While the fire is proving a lessening threat to the sequoias, incident commanders said Wednesday it is expected to remain active for the next several days as it chews through thick timber below the Mariposa Grove amid warm, dry conditions. They said crews would continue building containment lines where possible, and setting backfires, to help protect homes in a community up the canyon.

Smoke rose from the Washburn Fire in Yosemite National Park earlier this week.

PHOTO: GODOFREDO A. VÁSQUEZ/ASSOCIATED PRESS

Yosemite has been a pioneer in the use of prescribed fires, which help to thin forests in the West that became overgrown after decades in which officials suppressed blazes to lessen the chances they would burn populated areas.

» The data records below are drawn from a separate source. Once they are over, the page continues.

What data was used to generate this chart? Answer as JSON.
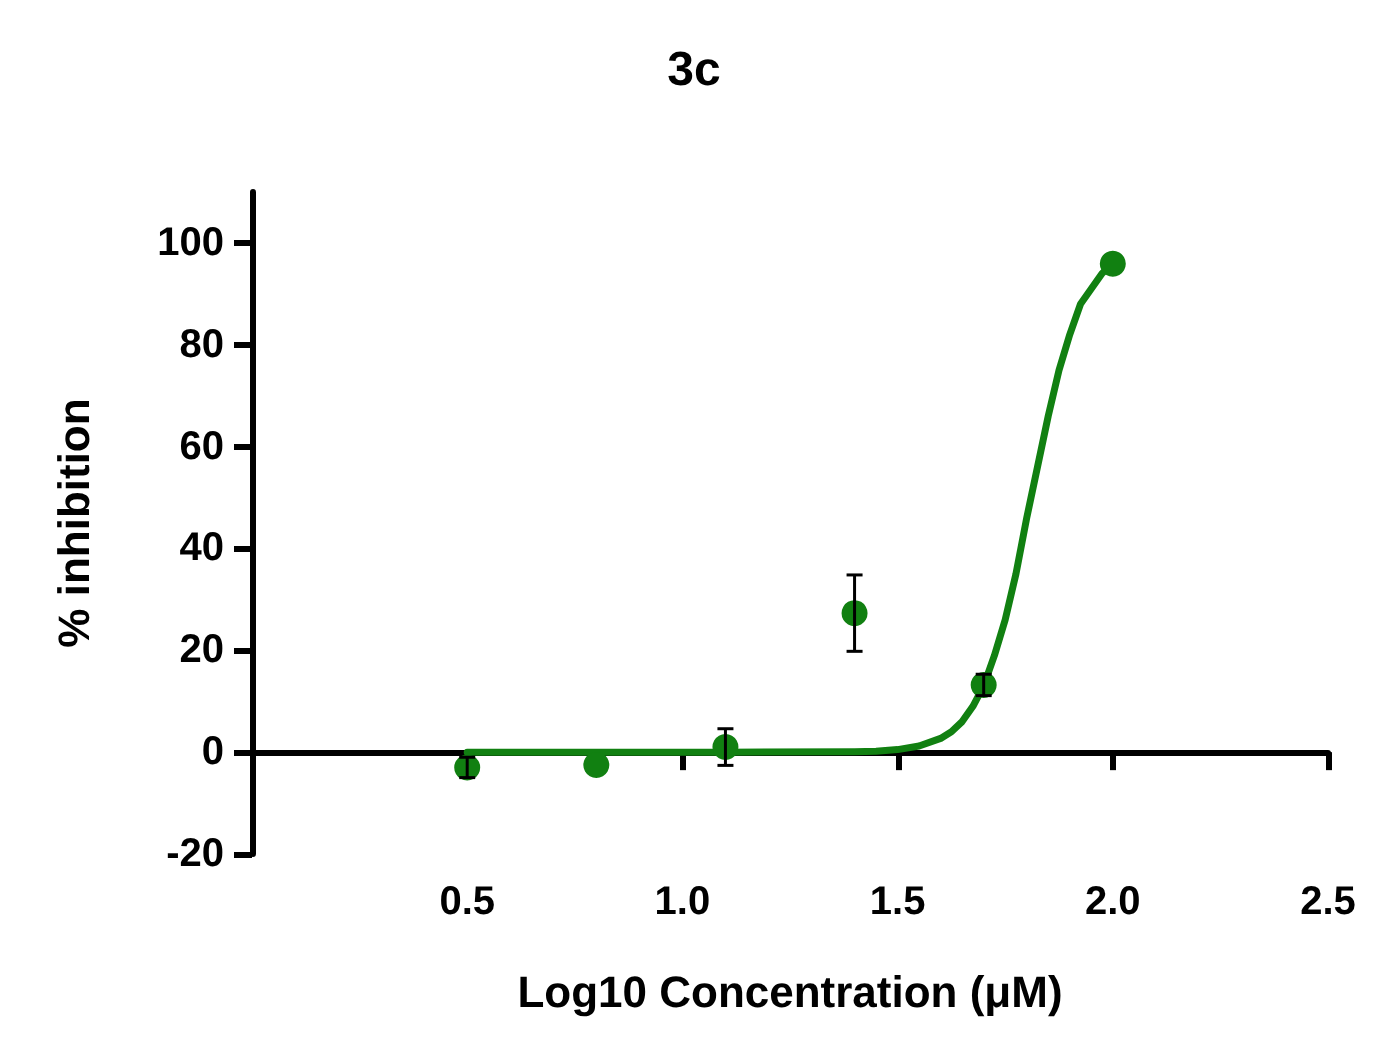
{
  "chart_data": {
    "type": "scatter",
    "title": "3c",
    "xlabel": "Log10 Concentration (μM)",
    "ylabel": "% inhibition",
    "xlim": [
      0,
      2.5
    ],
    "xticks": [
      0.5,
      {
        "value": 1,
        "label": "1.0"
      },
      1.5,
      {
        "value": 2,
        "label": "2.0"
      },
      2.5
    ],
    "ylim": [
      -20,
      110
    ],
    "yticks": [
      -20,
      0,
      20,
      40,
      60,
      80,
      100
    ],
    "marker": "circle",
    "series": [
      {
        "color": "#118011",
        "x": [
          0.5,
          0.8,
          1.1,
          1.4,
          1.7,
          2.0
        ],
        "values": [
          -3,
          -2.5,
          1,
          27.3,
          13.2,
          95.9
        ],
        "errors": [
          2,
          null,
          3.6,
          7.5,
          2.1,
          null
        ]
      },
      {
        "type": "line",
        "color": "#118011",
        "line_style": "solid",
        "marker": "none",
        "x": [
          0.5,
          0.8,
          1.1,
          1.4,
          1.45,
          1.5,
          1.55,
          1.6,
          1.625,
          1.65,
          1.675,
          1.7,
          1.725,
          1.75,
          1.775,
          1.8,
          1.825,
          1.85,
          1.875,
          1.9,
          1.925,
          1.95,
          1.975,
          2.0
        ],
        "values": [
          0,
          0,
          0,
          0.1,
          0.2,
          0.5,
          1.2,
          2.7,
          4,
          6,
          9,
          13,
          19,
          26,
          35,
          46,
          56,
          66,
          75,
          82,
          88,
          91,
          94,
          96
        ]
      }
    ]
  }
}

Federal officials say they were nervous about the Washburn Fire because so many giant sequoias have been burned down in recent years. Known to grow only in California’s Sierra Nevada range, the trees are among the oldest and biggest on earth and adapted to withstand the region’s frequent wildfires. The sequoias are also a popular draw for tourists.

But as in much of the Western U.S., the Sierra forests have become so crowded with trees and brush that wildfires have regularly grown too large for the sequoias to survive. Over the past two years, roughly one-fifth of giant sequoias in the U.S. has been killed or is expected to die as a result of burn damage from fires, National Park Service officials estimate.

Many of the sequoias that have died were outside the most protected parts in Sequoia and Yosemite national parks, where officials have used prescribed fire to thin out the surrounding forest, said Zeke Lunder, a wildfire consultant in Chico, Calif. “The sequoias that burned were in areas of the national forest surrounded by thickets of cedar and other trees,” Mr. Lunder said.

Mr. Dickman said some of the groves that have been burned in the past are in remote areas where it is more difficult to use prescribed fire. He said the success in protecting the Mariposa Grove shows that more such burning is needed.

“The good part of this fire is it proves prescribed fire is an effective tool,” he said.

A sequoia in Yosemite National Park’s Mariposa Grove was shrouded in Washburn Fire smoke near Wawona, Calif., earlier this week.